Hinoul et al in their study concludes that TVT Secur is less effective than TVT-O. Though TVT Secur is less invasive, associated with decreased pain and discomfort, tradeoffs include unresolved SUI needing retreatment, more peri-operative blood loss and higher risk of mesh extrusion. The authors analyze various factors contributing to lower successful outcomes with TVT Secur; (a) guideless variable trajectory in TVT Secur, (b) decreased tape length and probably not good fixation, (c) increased tape mobility in postoperative period because of wider dissection and hence more space available for tape to move, (d) decreased tape fixation associated with greater mobility and activity because of less postoperative pain, and (e) experience of surgeon probably not being enough.

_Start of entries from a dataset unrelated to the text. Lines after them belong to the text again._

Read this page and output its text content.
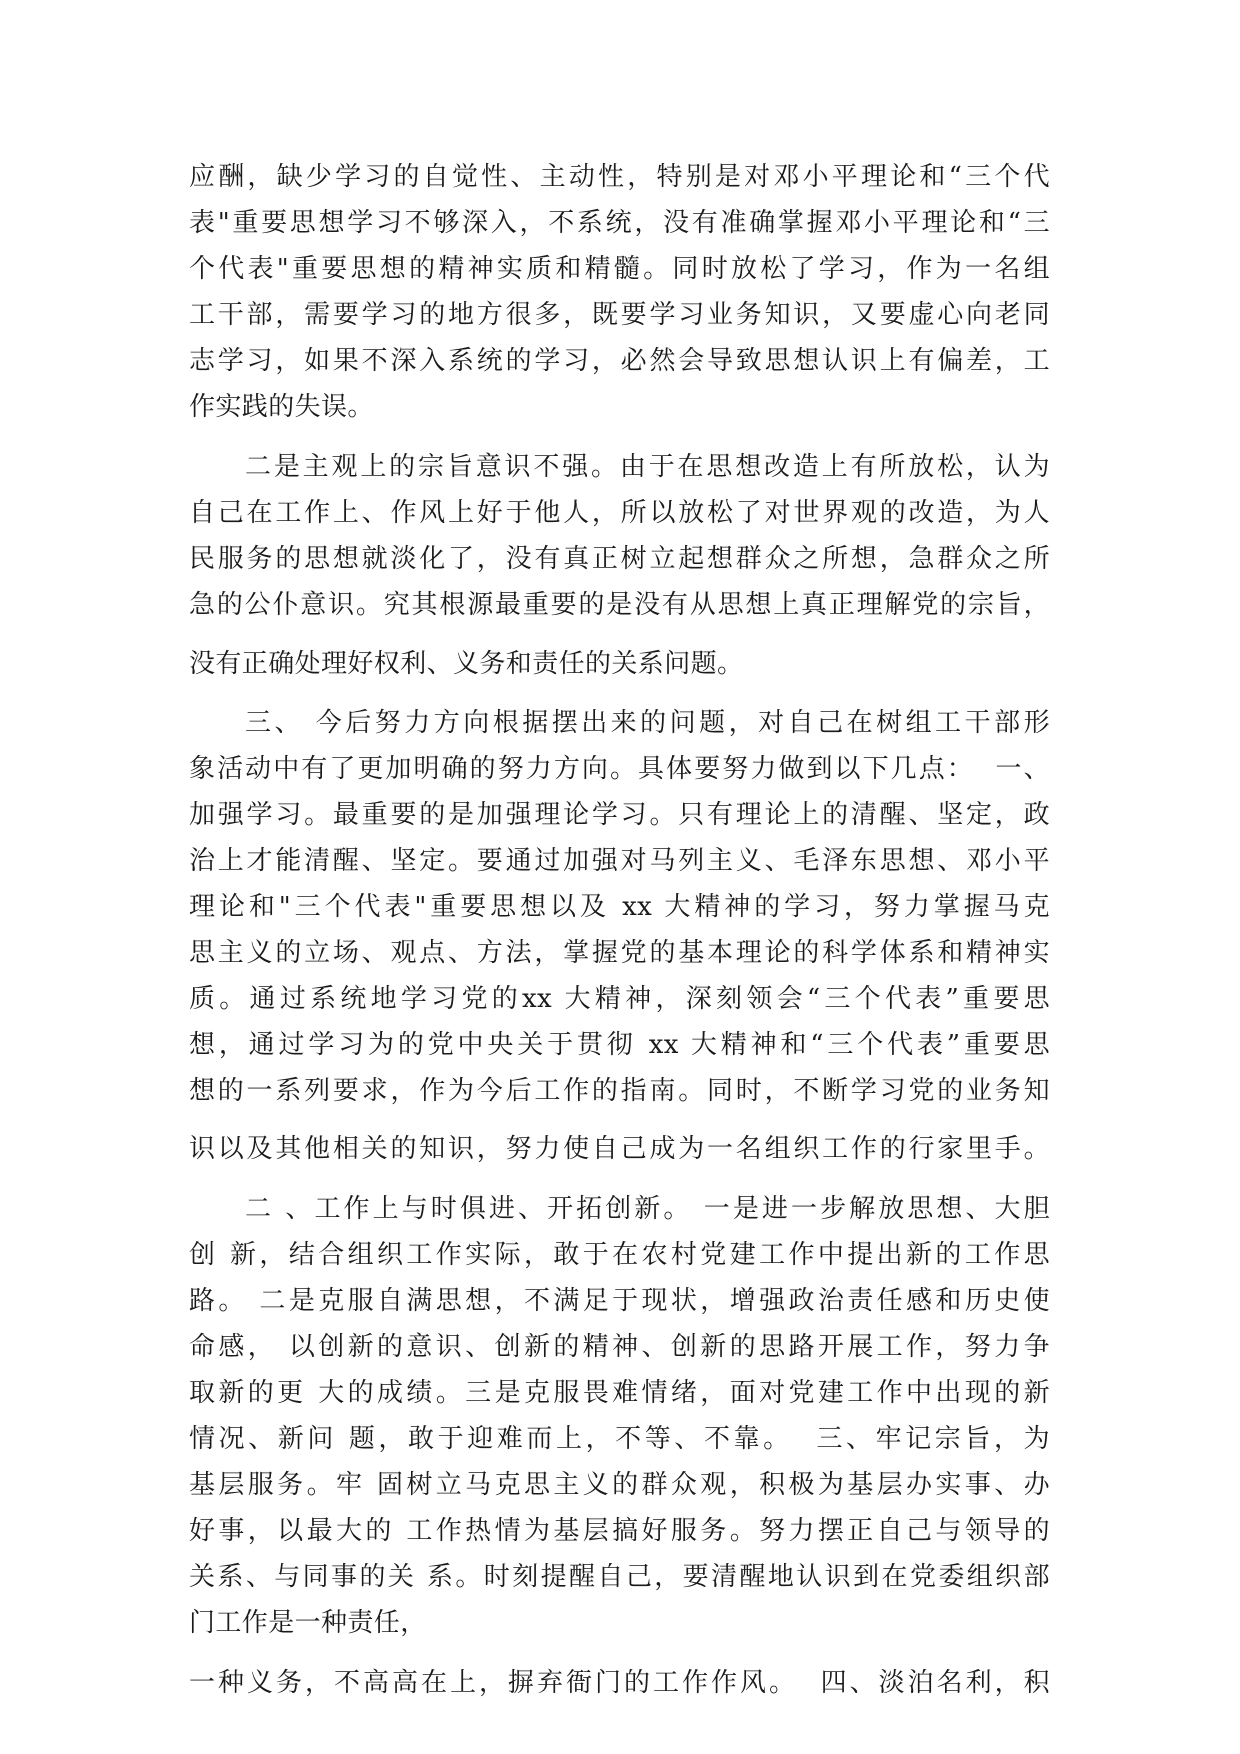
应酬，缺少学习的自觉性、主动性，特别是对邓小平理论和“三个代
表"重要思想学习不够深入，不系统，没有准确掌握邓小平理论和“三
个代表"重要思想的精神实质和精髓。同时放松了学习，作为一名组
工干部，需要学习的地方很多，既要学习业务知识，又要虚心向老同
志学习，如果不深入系统的学习，必然会导致思想认识上有偏差，工
作实践的失误。
二是主观上的宗旨意识不强。由于在思想改造上有所放松，认为
自己在工作上、作风上好于他人，所以放松了对世界观的改造，为人
民服务的思想就淡化了，没有真正树立起想群众之所想，急群众之所
急的公仆意识。究其根源最重要的是没有从思想上真正理解党的宗旨，
没有正确处理好权利、义务和责任的关系问题。
三、 今后努力方向根据摆出来的问题，对自己在树组工干部形
象活动中有了更加明确的努力方向。具体要努力做到以下几点：  一、
加强学习。最重要的是加强理论学习。只有理论上的清醒、坚定，政
治上才能清醒、坚定。要通过加强对马列主义、毛泽东思想、邓小平
理论和"三个代表"重要思想以及 xx 大精神的学习，努力掌握马克
思主义的立场、观点、方法，掌握党的基本理论的科学体系和精神实
质。通过系统地学习党的xx 大精神，深刻领会“三个代表”重要思
想，通过学习为的党中央关于贯彻 xx 大精神和“三个代表”重要思
想的一系列要求，作为今后工作的指南。同时，不断学习党的业务知
识以及其他相关的知识，努力使自己成为一名组织工作的行家里手。
二 、工作上与时俱进、开拓创新。 一是进一步解放思想、大胆
创 新，结合组织工作实际，敢于在农村党建工作中提出新的工作思
路。 二是克服自满思想，不满足于现状，增强政治责任感和历史使
命感， 以创新的意识、创新的精神、创新的思路开展工作，努力争
取新的更 大的成绩。三是克服畏难情绪，面对党建工作中出现的新
情况、新问 题，敢于迎难而上，不等、不靠。  三、牢记宗旨，为
基层服务。牢 固树立马克思主义的群众观，积极为基层办实事、办
好事，以最大的 工作热情为基层搞好服务。努力摆正自己与领导的
关系、与同事的关 系。时刻提醒自己，要清醒地认识到在党委组织部
门工作是一种责任，
一种义务，不高高在上，摒弃衙门的工作作风。  四、淡泊名利，积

Randomized, controlled, multicentric design of prospective fashion adds to the strength of this study. But higher loss of patients in follow-up of TVT Secur forms the main limitation of this study (92% of TVT-O Vs 65% TVT Secur at follow-up of one year). Lower success rates and higher incidence of mesh extrusion in TVT Secur group indicates variable technique and experience amongst the surgeons. Though surgeon had experience before putting TVT Secur in study patients, lack of standardized placement and tensioning technique is probably a limiting factor in these patients. The study is also limited by short term data of only one year. Authors fail to explain about reported higher incidence (though statistically insignificant) of de-novo urgency in TVT Secur than TOT group in their study.
The study suggests in the treatment of SUI, attempts are being made to make the minimal invasive slings to micro-invasive. Lesser pain in TVT Secur does not offer enough gain in terms of efficacy. Newer minimal invasive slings may not match the efficacy of the older ones, and hence lose its significance in options of surgical management. More long term data and identifying the suitable patients ideal for these procedures is needed.